Peavy, who allowed two runs in 6.1 innings, railed most firmly against the results of the replay -- and against the replay system in general.

"I guess it can't be close," he said. "If it's close, they seem to stick with the call. It's hard for me to talk right now without absolutely going off. With as many times as it happened in New York, and you come up . . . I mean these are deciding ballgames. It's extremely frustrating and we as a whole, MLB, got to get our act together because it's a joke. It's embarrassing for fans and for everybody to see. Of course [Pedroia] touched the plate, of course he slid dirt over the top of the plate and got tagged after the fact. That stinks."
Peavy was in the Red Sox clubhouse getting treatment when the play happened. He said there was "no doubt" in his mind that Pedroia was safe.

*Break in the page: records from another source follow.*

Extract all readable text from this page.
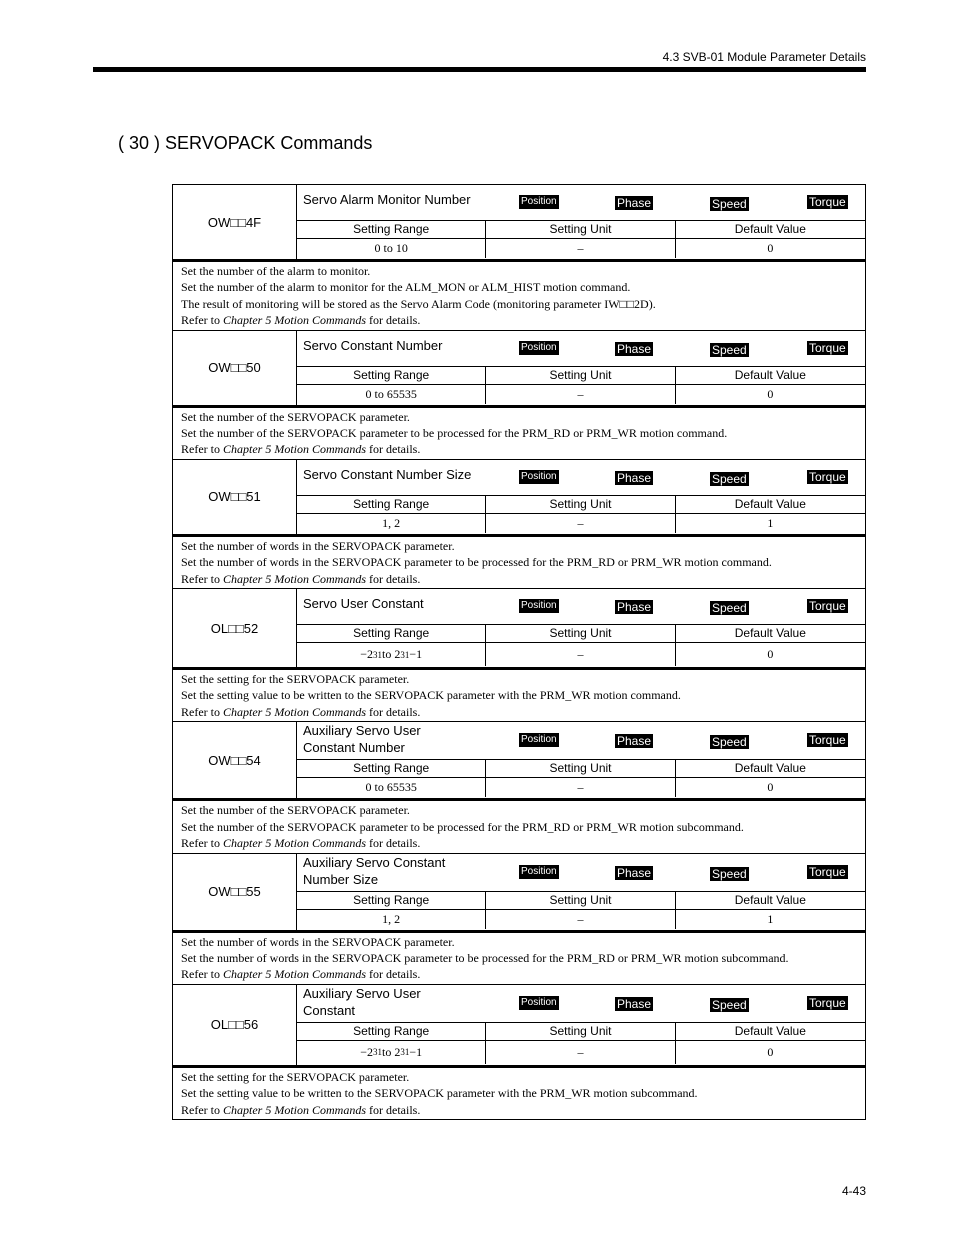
4.3 SVB-01 Module Parameter Details
( 30 ) SERVOPACK Commands
OW□□4F
Servo Alarm Monitor Number	Position	Phase	Speed	Torque
Setting Range	Setting Unit	Default Value
0 to 10	–	0
Set the number of the alarm to monitor.
Set the number of the alarm to monitor for the ALM_MON or ALM_HIST motion command.
The result of monitoring will be stored as the Servo Alarm Code (monitoring parameter IW□□2D).
Refer to Chapter 5 Motion Commands for details.
OW□□50
Servo Constant Number	Position	Phase	Speed	Torque
Setting Range	Setting Unit	Default Value
0 to 65535	–	0
Set the number of the SERVOPACK parameter.
Set the number of the SERVOPACK parameter to be processed for the PRM_RD or PRM_WR motion command.
Refer to Chapter 5 Motion Commands for details.
OW□□51
Servo Constant Number Size	Position	Phase	Speed	Torque
Setting Range	Setting Unit	Default Value
1, 2	–	1
Set the number of words in the SERVOPACK parameter.
Set the number of words in the SERVOPACK parameter to be processed for the PRM_RD or PRM_WR motion command.
Refer to Chapter 5 Motion Commands for details.
OL□□52
Servo User Constant	Position	Phase	Speed	Torque
Setting Range	Setting Unit	Default Value
−2 31 to 2 31 −1	–	0
Set the setting for the SERVOPACK parameter.
Set the setting value to be written to the SERVOPACK parameter with the PRM_WR motion command.
Refer to Chapter 5 Motion Commands for details.
OW□□54
Auxiliary Servo User
Constant Number
Position	Phase	Speed	Torque
Setting Range	Setting Unit	Default Value
0 to 65535	–	0
Set the number of the SERVOPACK parameter.
Set the number of the SERVOPACK parameter to be processed for the PRM_RD or PRM_WR motion subcommand.
Refer to Chapter 5 Motion Commands for details.
OW□□55
Auxiliary Servo Constant
Number Size
Position	Phase	Speed	Torque
Setting Range	Setting Unit	Default Value
1, 2	–	1
Set the number of words in the SERVOPACK parameter.
Set the number of words in the SERVOPACK parameter to be processed for the PRM_RD or PRM_WR motion subcommand.
Refer to Chapter 5 Motion Commands for details.
OL□□56
Auxiliary Servo User
Constant
Position	Phase	Speed	Torque
Setting Range	Setting Unit	Default Value
−2 31 to 2 31 −1	–	0
Set the setting for the SERVOPACK parameter.
Set the setting value to be written to the SERVOPACK parameter with the PRM_WR motion subcommand.
Refer to Chapter 5 Motion Commands for details.
4-43
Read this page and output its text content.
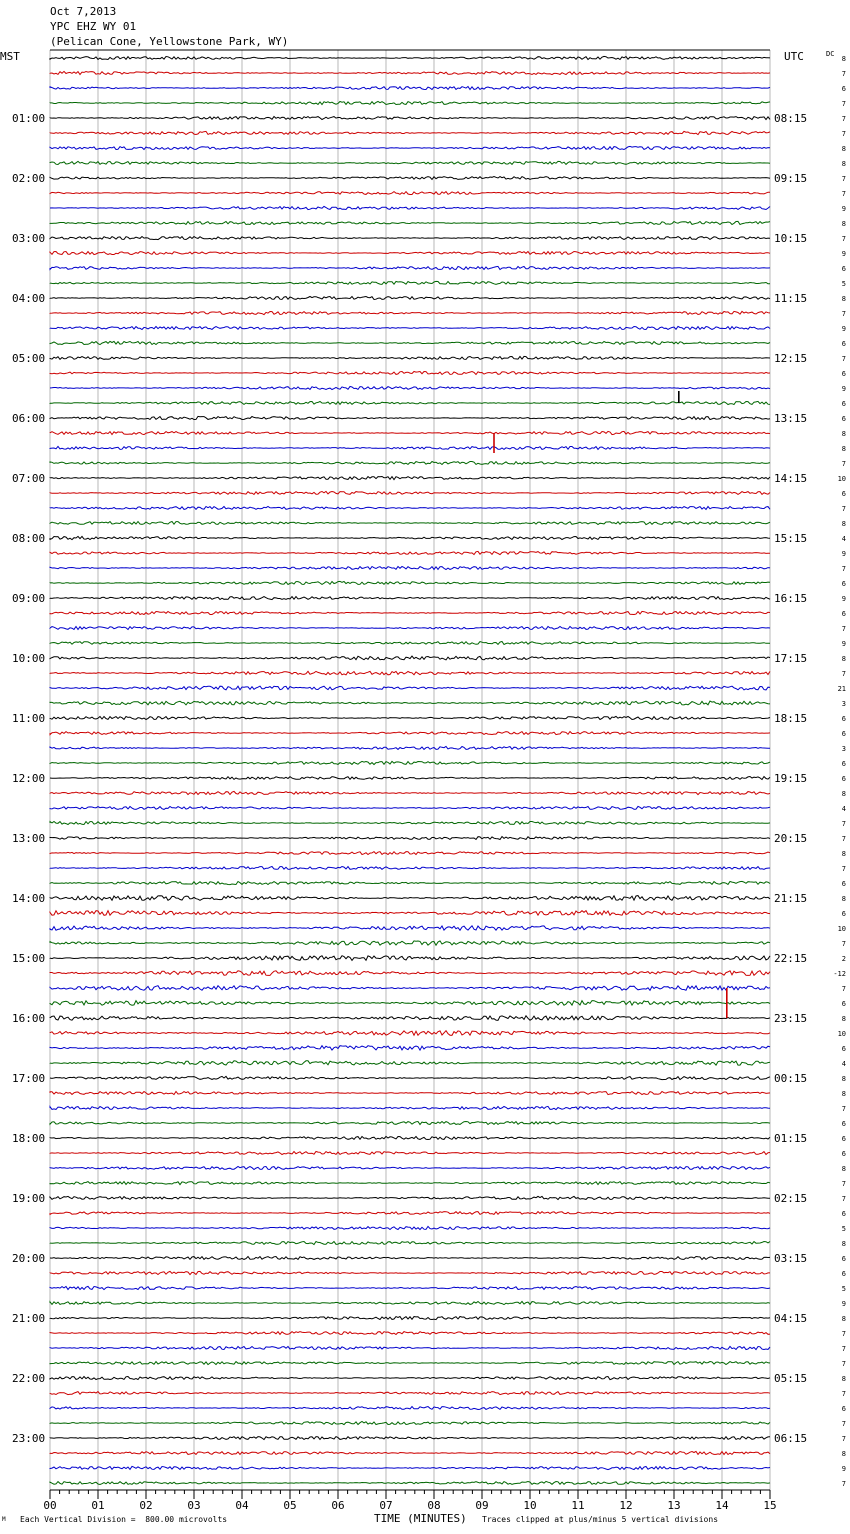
Oct 7,2013
YPC EHZ WY 01
(Pelican Cone, Yellowstone Park, WY)
MST	UTC	DC
01:00	08:15
02:00	09:15
03:00	10:15
04:00	11:15
05:00	12:15
06:00	13:15
07:00	14:15
08:00	15:15
09:00	16:15
10:00	17:15
11:00	18:15
12:00	19:15
13:00	20:15
14:00	21:15
15:00	22:15
16:00	23:15
17:00	00:15
18:00	01:15
19:00	02:15
20:00	03:15
21:00	04:15
22:00	05:15
23:00	06:15
8
7
6
7
7
7
8
8
7
7
9
8
7
9
6
5
8
7
9
6
7
6
9
6
6
8
8
7
10
6
7
8
4
9
7
6
9
6
7
9
8
7
21
3
6
6
3
6
6
8
4
7
7
8
7
6
8
6
10
7
2
-12
7
6
8
10
6
4
8
8
7
6
6
6
8
7
7
6
5
8
6
6
5
9
8
7
7
7
8
7
6
7
7
8
9
7
00	01	02	03	04	05	06	07	08	09	10	11	12	13	14	15
M Each Vertical Division =  800.00 microvolts	TIME (MINUTES) Traces clipped at plus/minus 5 vertical divisions
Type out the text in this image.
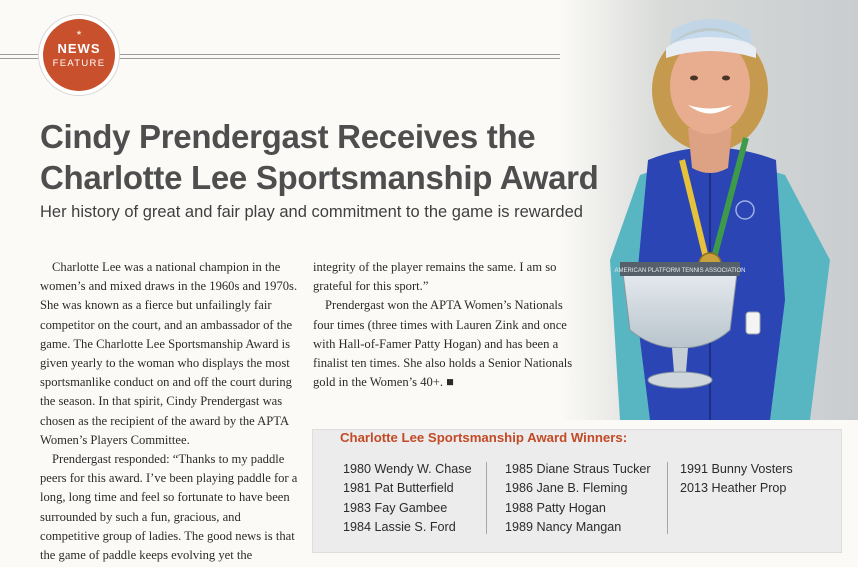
★
NEWS
FEATURE
AMERICAN PLATFORM TENNIS ASSOCIATION
Cindy Prendergast Receives the
Charlotte Lee Sportsmanship Award
Her history of great and fair play and commitment to the game is rewarded

Charlotte Lee was a national champion in the women’s and mixed draws in the 1960s and 1970s. She was known as a fierce but unfailingly fair competitor on the court, and an ambassador of the game. The Charlotte Lee Sportsmanship Award is given yearly to the woman who displays the most sportsmanlike conduct on and off the court during the season. In that spirit, Cindy Prendergast was chosen as the recipient of the award by the APTA Women’s Players Committee.

Prendergast responded: “Thanks to my paddle peers for this award. I’ve been playing paddle for a long, long time and feel so fortunate to have been surrounded by such a fun, gracious, and competitive group of ladies. The good news is that the game of paddle keeps evolving yet the

integrity of the player remains the same. I am so grateful for this sport.”

Prendergast won the APTA Women’s Nationals four times (three times with Lauren Zink and once with Hall-of-Famer Patty Hogan) and has been a finalist ten times. She also holds a Senior Nationals gold in the Women’s 40+. ■

Charlotte Lee Sportsmanship Award Winners:
1980 Wendy W. Chase
1981 Pat Butterfield
1983 Fay Gambee
1984 Lassie S. Ford
1985 Diane Straus Tucker
1986 Jane B. Fleming
1988 Patty Hogan
1989 Nancy Mangan
1991 Bunny Vosters
2013 Heather Prop
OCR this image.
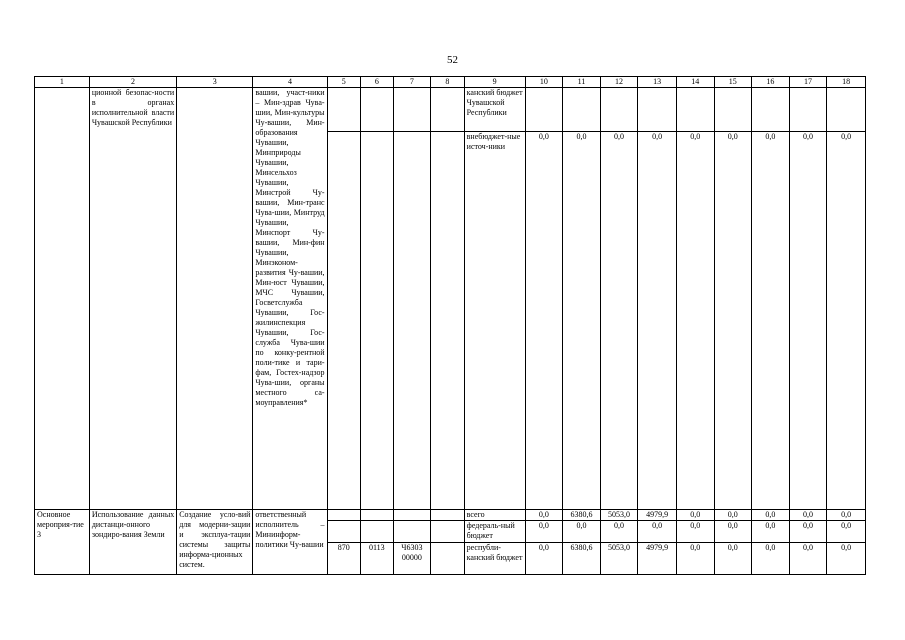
52
1	2	3	4	5	6	7	8	9	10	11	12	13	14	15	16	17	18
	ционной безопас-ности в органах исполнительной власти Чувашской Республики		вашии, участ-ники – Мин-здрав Чува-шии, Мин-культуры Чу-вашии, Мин-образования Чувашии, Минприроды Чувашии, Минсельхоз Чувашии, Минстрой Чу-вашии, Мин-транс Чува-шии, Минтруд Чувашии, Минспорт Чу-вашии, Мин-фин Чувашии, Минэконом-развития Чу-вашии, Мин-юст Чувашии, МЧС Чувашии, Госветслужба Чувашии, Гос-жилинспекция Чувашии, Гос-служба Чува-шии по конку-рентной поли-тике и тари-фам, Гостех-надзор Чува-шии, органы местного са-моуправления*					канский бюджет Чувашской Республики									
								внебюджет-ные источ-ники	0,0	0,0	0,0	0,0	0,0	0,0	0,0	0,0	0,0
Основное мероприя-тие 3	Использование данных дистанци-онного зондиро-вания Земли	Создание усло-вий для модерни-зации и эксплуа-тации системы защиты информа-ционных систем.	ответственный исполнитель – Мининформ-политики Чу-вашии					всего	0,0	6380,6	5053,0	4979,9	0,0	0,0	0,0	0,0	0,0
								федераль-ный бюджет	0,0	0,0	0,0	0,0	0,0	0,0	0,0	0,0	0,0
				870	0113	Ч6303 00000		республи-канский бюджет	0,0	6380,6	5053,0	4979,9	0,0	0,0	0,0	0,0	0,0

"I just don't understand how you can watch replay, and I mean what's the holdup? I just want explanations," Peavy said. "We didn't have the replays what we got in New York . . . C'mon. Then we're not ready for replay if that's the case.

Then today when a call that's obviously, it's close, I'll give it to you, it's close. But wouldn't you err on the side of what I think we all saw? And that's [Pedroia] touching the plate before [the tag]. It's just extremely frustrating when that decides ballgames. We agree to replay to get the calls right. That's the reason we agreed for this to happen. To not get them right, I don't want to hear anybody's explanation. I know what I see. You can't talk me into anything different when you see what you see. Dustin Pedroia was clearly safe, albeit close, clearly safe. I don't know what else to say."

AJ Pierzynski seemed resigned to the fact that the replay system will continue to have its imperfections and that the baseball world should get accustomed to them.

"The replay's the replay," he said. "They called him out. You can't argue once they go to replay and make the decision to call him out. There's really no argument. It is what it is. It's the system we have and we're stuck with it.

"If they get the calls right, it's good," he added. "That's the ultimate goal is to get the calls right. We want to get the calls right, everyone wants the umpires to get the calls right. Umpires want to get the calls right. The system we have is the system we have and we have to get used to it."

Peavy said he was a supporter of replay when its installation came up for debate.

"Who isn't supportive of getting calls that decide the ballgame. [That] is what we try to do," Peavy said. "These calls decide the outcome of the game, let's get them right. I have no problems with slowing the game, even stopping the game, for that to happen. When you go through that and you don't get the call right, which has happened in numerous occasions against us, I don't know how you want us to have a good attitude and be all for it."

His solution? Simple.

"Call it like we see it," he said. "Get the call right. That's what we could do. I don't know if we're trying to protect people. I don't know what we're doing. If we could get the call right that's why I thought it was in place."